Earlier this year, a spokesperson for the first growth told Decanter magazine’s Market Watch that very small quantities would be released in September and that this would mark ‘the last commercial release of this wine’.
Matthew O’Connell, head of investment at Bordeaux Index, said the new ex-cellar stock was priced at around £8,900 ($12,269) per 12-bottle case in bond.

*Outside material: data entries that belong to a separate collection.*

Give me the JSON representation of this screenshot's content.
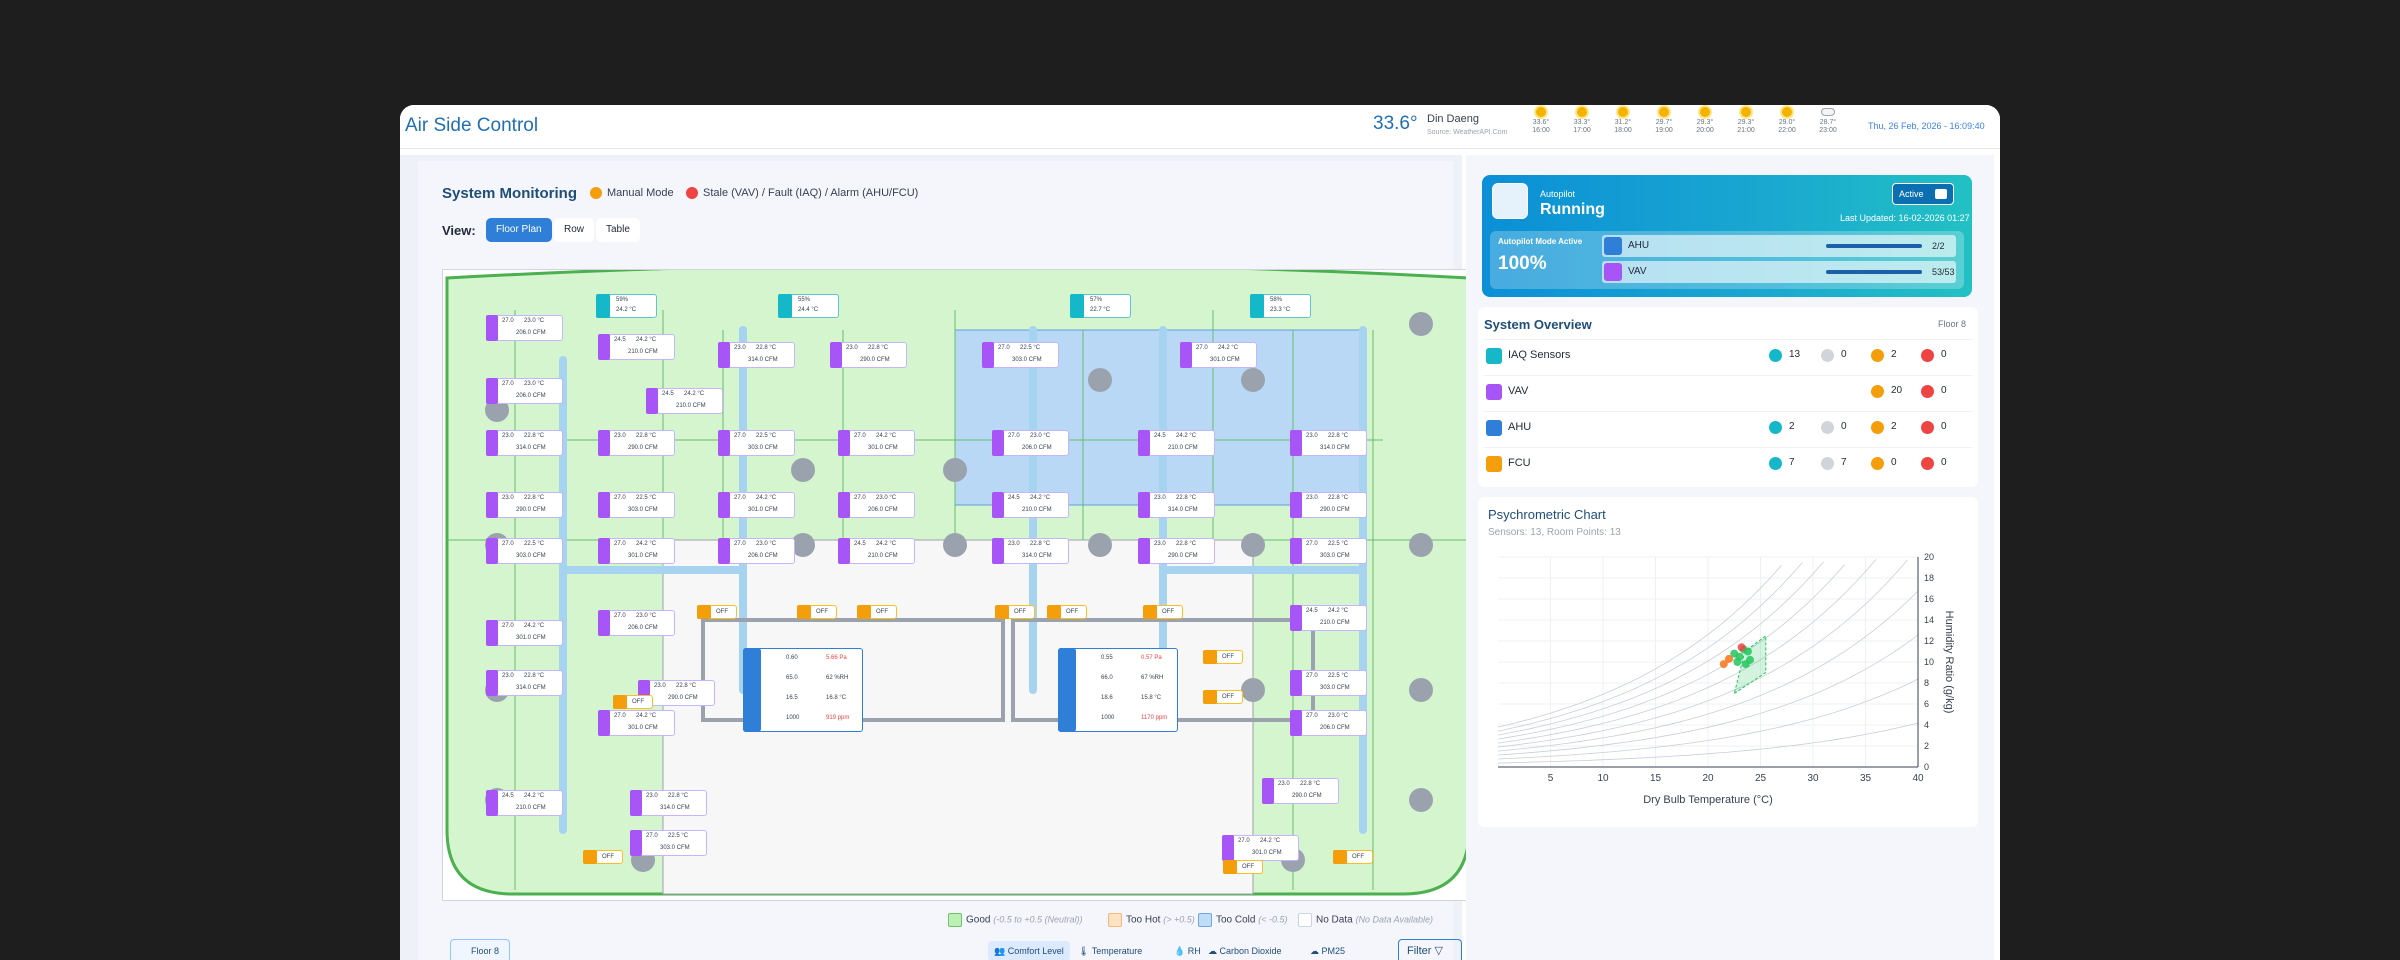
{
  "app": {
    "title": "Air Side Control"
  },
  "weather": {
    "current_temp": "33.6°",
    "city": "Din Daeng",
    "source": "Source: WeatherAPI.Com",
    "forecast": [
      {
        "temp": "33.6°",
        "time": "16:00",
        "icon": "sun-icon"
      },
      {
        "temp": "33.3°",
        "time": "17:00",
        "icon": "sun-icon"
      },
      {
        "temp": "31.2°",
        "time": "18:00",
        "icon": "sun-icon"
      },
      {
        "temp": "29.7°",
        "time": "19:00",
        "icon": "sun-icon"
      },
      {
        "temp": "29.3°",
        "time": "20:00",
        "icon": "sun-icon"
      },
      {
        "temp": "29.3°",
        "time": "21:00",
        "icon": "sun-icon"
      },
      {
        "temp": "29.0°",
        "time": "22:00",
        "icon": "sun-icon"
      },
      {
        "temp": "28.7°",
        "time": "23:00",
        "icon": "cloud-icon"
      }
    ],
    "datetime": "Thu, 26 Feb, 2026 - 16:09:40"
  },
  "monitoring": {
    "title": "System Monitoring",
    "mode": "Manual Mode",
    "status_legend": "Stale (VAV) / Fault (IAQ) / Alarm (AHU/FCU)",
    "view_label": "View:",
    "views": [
      "Floor Plan",
      "Row",
      "Table"
    ],
    "active_view": "Floor Plan"
  },
  "floorplan": {
    "ahu_left": {
      "rows": [
        [
          "0.60",
          "5.66 Pa"
        ],
        [
          "65.0",
          "62 %RH"
        ],
        [
          "16.5",
          "16.8 °C"
        ],
        [
          "1000",
          "919 ppm"
        ]
      ]
    },
    "ahu_right": {
      "rows": [
        [
          "0.55",
          "0.57 Pa"
        ],
        [
          "66.0",
          "67 %RH"
        ],
        [
          "18.6",
          "15.8 °C"
        ],
        [
          "1000",
          "1170 ppm"
        ]
      ]
    },
    "fcu_off": "OFF",
    "iaq": [
      {
        "rh": "59%",
        "temp": "24.2 °C"
      },
      {
        "rh": "55%",
        "temp": "24.4 °C"
      },
      {
        "rh": "57%",
        "temp": "22.7 °C"
      },
      {
        "rh": "58%",
        "temp": "23.3 °C"
      }
    ],
    "vav_samples": [
      {
        "sp": "27.0",
        "temp": "23.0 °C",
        "flow": "206.0 CFM"
      },
      {
        "sp": "24.5",
        "temp": "24.2 °C",
        "flow": "210.0 CFM"
      },
      {
        "sp": "23.0",
        "temp": "22.8 °C",
        "flow": "314.0 CFM"
      },
      {
        "sp": "23.0",
        "temp": "22.8 °C",
        "flow": "290.0 CFM"
      },
      {
        "sp": "27.0",
        "temp": "22.5 °C",
        "flow": "303.0 CFM"
      },
      {
        "sp": "27.0",
        "temp": "24.2 °C",
        "flow": "301.0 CFM"
      }
    ]
  },
  "legend": {
    "good": "Good",
    "good_note": "(-0.5 to +0.5 (Neutral))",
    "hot": "Too Hot",
    "hot_note": "(> +0.5)",
    "cold": "Too Cold",
    "cold_note": "(< -0.5)",
    "nodata": "No Data",
    "nodata_note": "(No Data Available)"
  },
  "toolbar": {
    "floor": "Floor 8",
    "comfort": "Comfort Level",
    "temperature": "Temperature",
    "rh": "RH",
    "co2": "Carbon Dioxide",
    "pm25": "PM25",
    "filter": "Filter"
  },
  "autopilot": {
    "label": "Autopilot",
    "status": "Running",
    "active_label": "Active",
    "updated": "Last Updated: 16-02-2026 01:27",
    "mode_label": "Autopilot Mode Active",
    "percent": "100%",
    "rows": [
      {
        "name": "AHU",
        "count": "2/2",
        "fraction": 1.0
      },
      {
        "name": "VAV",
        "count": "53/53",
        "fraction": 1.0
      }
    ]
  },
  "overview": {
    "title": "System Overview",
    "floor": "Floor 8",
    "rows": [
      {
        "name": "IAQ Sensors",
        "c1": "13",
        "c2": "0",
        "c3": "2",
        "c4": "0",
        "color": "#14b8c9"
      },
      {
        "name": "VAV",
        "c3": "20",
        "c4": "0",
        "color": "#a855f7"
      },
      {
        "name": "AHU",
        "c1": "2",
        "c2": "0",
        "c3": "2",
        "c4": "0",
        "color": "#2f7ed8"
      },
      {
        "name": "FCU",
        "c1": "7",
        "c2": "7",
        "c3": "0",
        "c4": "0",
        "color": "#f59e0b"
      }
    ]
  },
  "psychrometric": {
    "title": "Psychrometric Chart",
    "subtitle": "Sensors: 13, Room Points: 13"
  },
  "chart_data": {
    "type": "scatter",
    "title": "",
    "xlabel": "Dry Bulb Temperature (°C)",
    "ylabel": "Humidity Ratio (g/kg)",
    "xlim": [
      0,
      40
    ],
    "ylim": [
      0,
      20
    ],
    "xticks": [
      5,
      10,
      15,
      20,
      25,
      30,
      35,
      40
    ],
    "yticks": [
      0,
      2,
      4,
      6,
      8,
      10,
      12,
      14,
      16,
      18,
      20
    ],
    "comfort_zone": [
      [
        22.5,
        7.0
      ],
      [
        25.5,
        9.0
      ],
      [
        25.5,
        12.5
      ],
      [
        23.5,
        11.0
      ],
      [
        22.5,
        7.0
      ]
    ],
    "series": [
      {
        "color": "#22c55e",
        "x": [
          23.0,
          23.4,
          23.8,
          24.0,
          23.6,
          22.8,
          22.5
        ],
        "y": [
          10.5,
          11.2,
          11.0,
          10.2,
          9.8,
          10.0,
          10.8
        ]
      },
      {
        "color": "#f97316",
        "x": [
          21.5,
          22.0
        ],
        "y": [
          9.8,
          10.3
        ]
      },
      {
        "color": "#ef4444",
        "x": [
          23.2
        ],
        "y": [
          11.4
        ]
      }
    ]
  }
}
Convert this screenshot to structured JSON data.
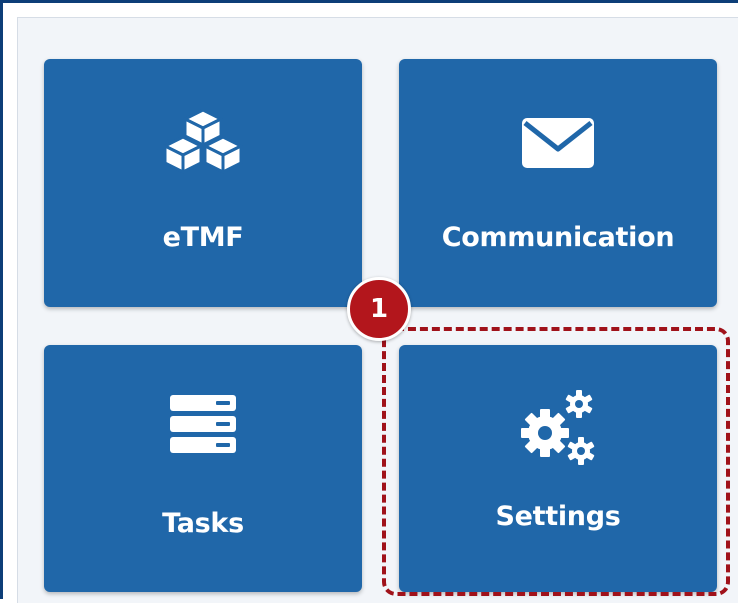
{
  "tiles": {
    "etmf": {
      "label": "eTMF",
      "icon": "cubes-icon"
    },
    "communication": {
      "label": "Communication",
      "icon": "envelope-icon"
    },
    "tasks": {
      "label": "Tasks",
      "icon": "tasks-list-icon"
    },
    "settings": {
      "label": "Settings",
      "icon": "gears-icon"
    }
  },
  "annotation": {
    "step_number": "1",
    "highlighted_tile": "settings"
  },
  "colors": {
    "tile_background": "#2067a9",
    "panel_background": "#f2f5f9",
    "frame_border": "#0d3e78",
    "annotation_red": "#b3161c"
  }
}
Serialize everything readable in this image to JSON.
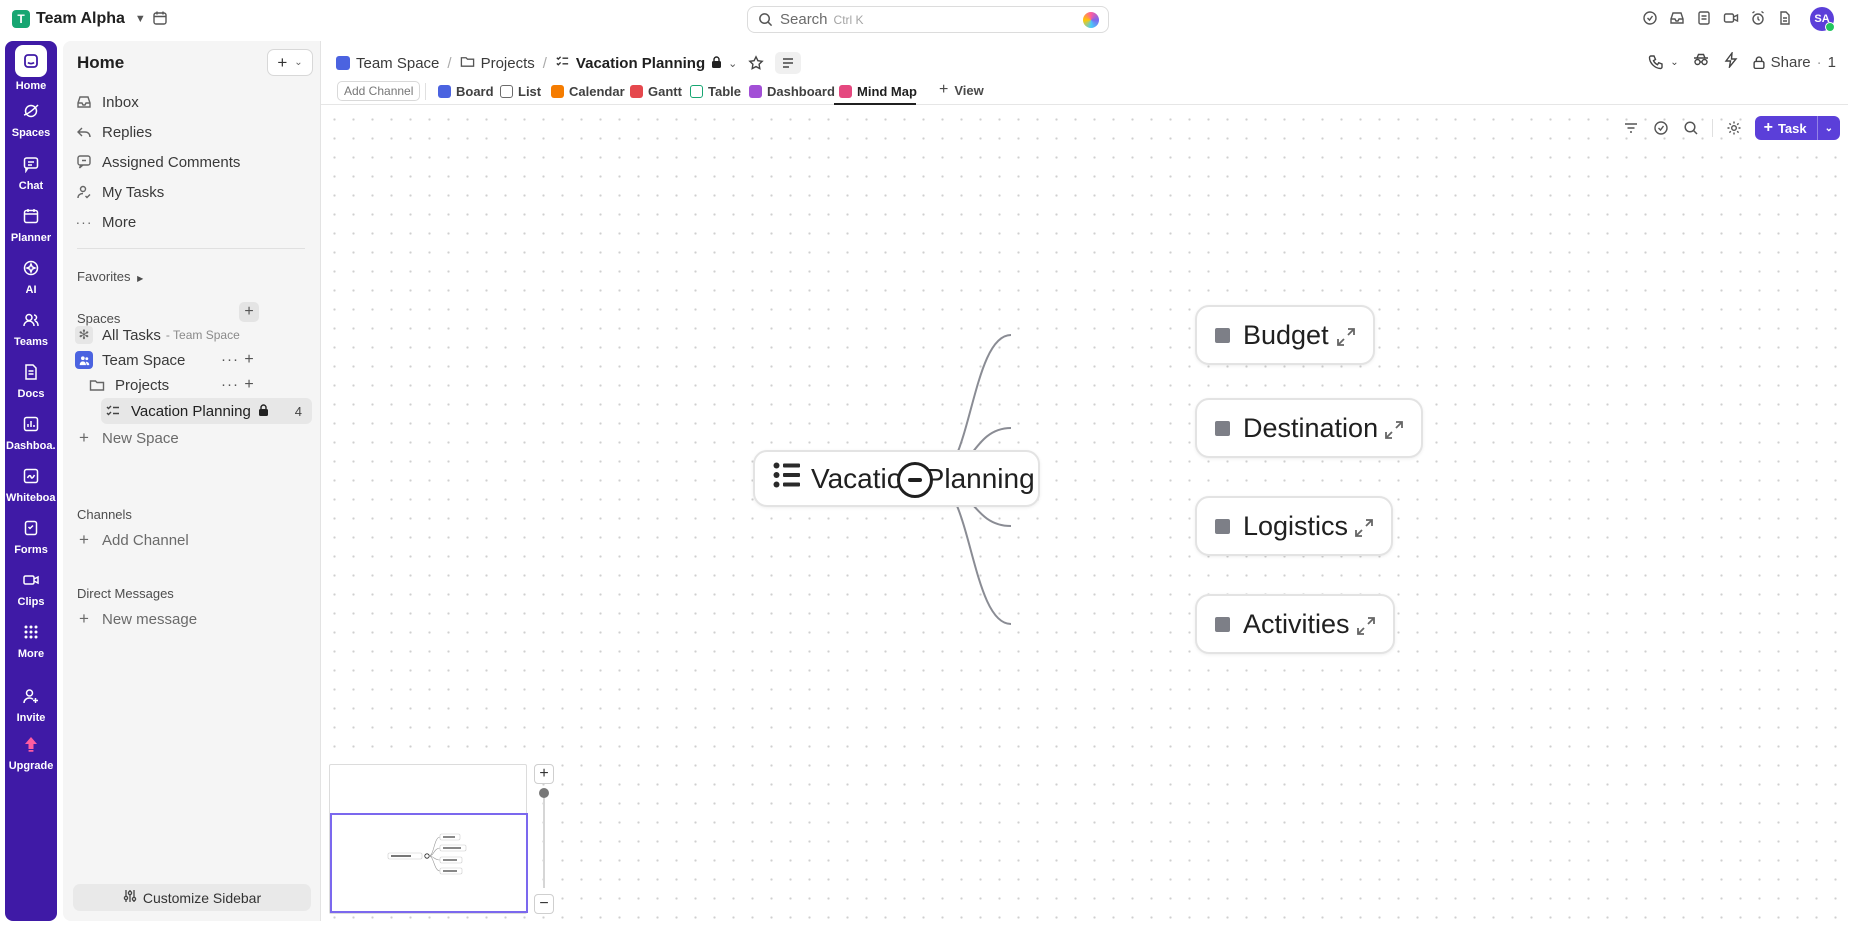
{
  "workspace": {
    "initial": "T",
    "name": "Team Alpha"
  },
  "search": {
    "label": "Search",
    "shortcut": "Ctrl K"
  },
  "user": {
    "initials": "SA"
  },
  "rail": [
    {
      "label": "Home",
      "icon": "home-icon"
    },
    {
      "label": "Spaces",
      "icon": "spaces-icon"
    },
    {
      "label": "Chat",
      "icon": "chat-icon"
    },
    {
      "label": "Planner",
      "icon": "planner-icon"
    },
    {
      "label": "AI",
      "icon": "ai-icon"
    },
    {
      "label": "Teams",
      "icon": "teams-icon"
    },
    {
      "label": "Docs",
      "icon": "docs-icon"
    },
    {
      "label": "Dashboa..",
      "icon": "dashboard-icon"
    },
    {
      "label": "Whiteboa..",
      "icon": "whiteboard-icon"
    },
    {
      "label": "Forms",
      "icon": "forms-icon"
    },
    {
      "label": "Clips",
      "icon": "clips-icon"
    },
    {
      "label": "More",
      "icon": "grid-icon"
    },
    {
      "label": "Invite",
      "icon": "invite-icon"
    },
    {
      "label": "Upgrade",
      "icon": "upgrade-icon"
    }
  ],
  "sidebar": {
    "title": "Home",
    "nav": [
      {
        "label": "Inbox",
        "icon": "inbox-icon"
      },
      {
        "label": "Replies",
        "icon": "reply-icon"
      },
      {
        "label": "Assigned Comments",
        "icon": "comment-icon"
      },
      {
        "label": "My Tasks",
        "icon": "my-tasks-icon"
      },
      {
        "label": "More",
        "icon": "more-icon"
      }
    ],
    "favorites": "Favorites",
    "spaces_heading": "Spaces",
    "all_tasks": {
      "label": "All Tasks",
      "sub": "- Team Space"
    },
    "team_space": {
      "initial": "👥",
      "label": "Team Space"
    },
    "projects": "Projects",
    "vacation": {
      "label": "Vacation Planning",
      "count": "4"
    },
    "new_space": "New Space",
    "channels_heading": "Channels",
    "add_channel": "Add Channel",
    "dm_heading": "Direct Messages",
    "new_message": "New message",
    "customize": "Customize Sidebar"
  },
  "breadcrumb": {
    "space": "Team Space",
    "folder": "Projects",
    "list": "Vacation Planning"
  },
  "header_right": {
    "share": "Share",
    "share_count": "1"
  },
  "views": {
    "add_channel": "Add Channel",
    "tabs": [
      {
        "label": "Board",
        "color": "#4b63e0"
      },
      {
        "label": "List",
        "color": "#6b6b6b"
      },
      {
        "label": "Calendar",
        "color": "#f57c00"
      },
      {
        "label": "Gantt",
        "color": "#e5484d"
      },
      {
        "label": "Table",
        "color": "#17a672"
      },
      {
        "label": "Dashboard",
        "color": "#a24fd6"
      },
      {
        "label": "Mind Map",
        "color": "#e5487f"
      }
    ],
    "add_view": "View"
  },
  "toolbar": {
    "task": "Task"
  },
  "mindmap": {
    "root": "Vacation Planning",
    "children": [
      "Budget",
      "Destination",
      "Logistics",
      "Activities"
    ]
  }
}
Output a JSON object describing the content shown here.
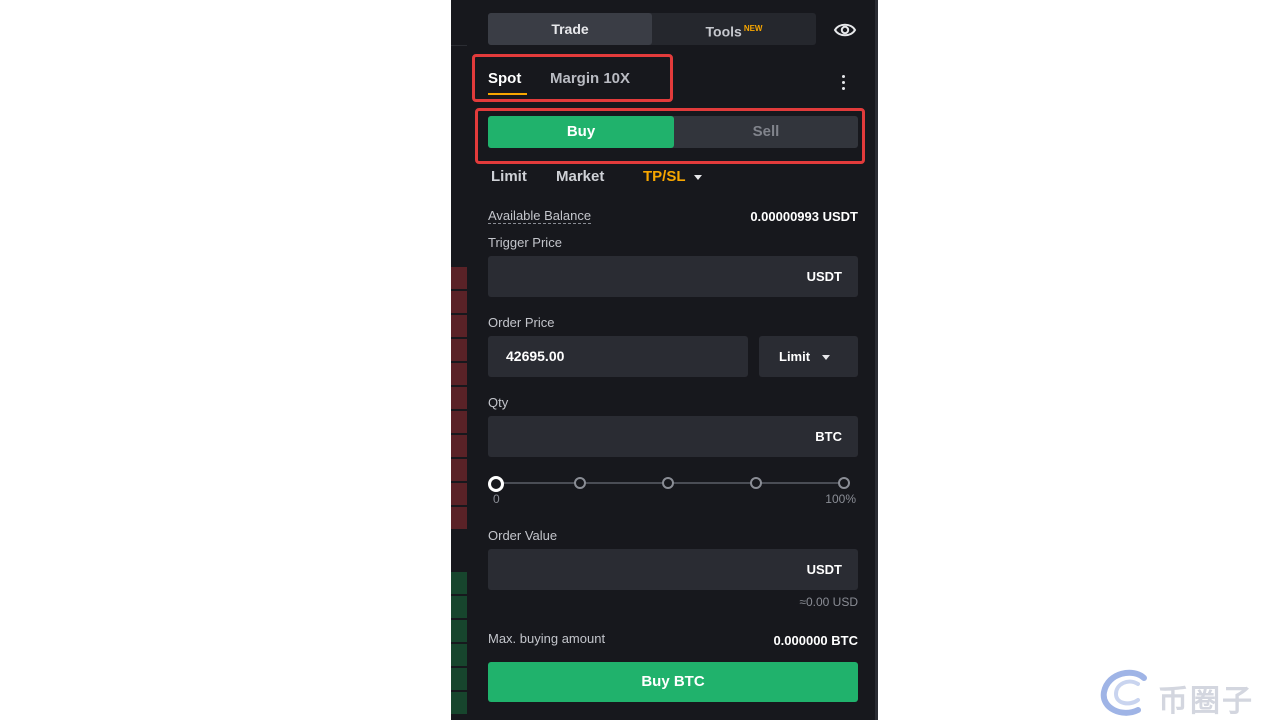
{
  "colors": {
    "panel_bg": "#17181d",
    "accent_orange": "#f7a600",
    "buy_green": "#20b26c",
    "highlight_red": "#e23b3b"
  },
  "top_tabs": {
    "trade": "Trade",
    "tools": "Tools",
    "tools_badge": "NEW"
  },
  "icons": {
    "visibility": "eye-icon",
    "more": "more-vertical-icon",
    "dropdown": "chevron-down-icon"
  },
  "market_tabs": {
    "spot": "Spot",
    "margin": "Margin 10X"
  },
  "side_toggle": {
    "buy": "Buy",
    "sell": "Sell",
    "selected": "Buy"
  },
  "order_types": {
    "limit": "Limit",
    "market": "Market",
    "tpsl": "TP/SL",
    "selected": "TP/SL"
  },
  "available_balance": {
    "label": "Available Balance",
    "value": "0.00000993 USDT"
  },
  "trigger_price": {
    "label": "Trigger Price",
    "value": "",
    "unit": "USDT"
  },
  "order_price": {
    "label": "Order Price",
    "value": "42695.00",
    "type_select": "Limit"
  },
  "qty": {
    "label": "Qty",
    "value": "",
    "unit": "BTC"
  },
  "slider": {
    "min_label": "0",
    "max_label": "100%",
    "percent": 0
  },
  "order_value": {
    "label": "Order Value",
    "value": "",
    "unit": "USDT",
    "approx": "≈0.00 USD"
  },
  "max_buy": {
    "label": "Max. buying amount",
    "value": "0.000000 BTC"
  },
  "submit": {
    "label": "Buy BTC"
  },
  "watermark": {
    "text": "币圈子"
  }
}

Farr Vintners was selling the wine for £9,000 per case, while Fine & Rare was offering three-bottle cases for £2,220.
It’s common for ex-cellar releases to command a premium versus existing stocks on the market.
O’Connell said of the Latour 2005 release, ‘While we think that 2005 Latour is underpriced in the market…the release reflects an ex-château premium towards the higher end of what we might expect to see for this age of wine.
‘There will be UK buyers but perhaps the appetite will be highest in Asia and the US where there is less immediate access to previously released Latour 2005 in pristine condition.’
Its release also comes as Bordeaux in general enjoys a resurgence on the fine wine market, with rising prices for first growth wines, in particular.
Coming this week: Full report with tasting notes on the September releases
September is now a busy period for releases via the Place de Bordeaux, although predominantly for non-Bordeaux wines.
Big names that have released so far include Opus One 2018 and Inglenook Rubicon 2018, Seña 2019, Nicolás Catena Zapata 2018 and Clos Apalta 2018 – with more to follow.
Beyond the Place, Dom Pérignon 2012 has also been released in Champagne this week.
Champagne has been an area to watch on the fine wine market in the past couple of years, driven by strong demand for 2008 and 2012-vintage releases in particular.
Dom Pérignon was released at £1,320 per 12-bottle case in bond, according to Liv-ex, which said the wine looked ‘good value versus back vintages’.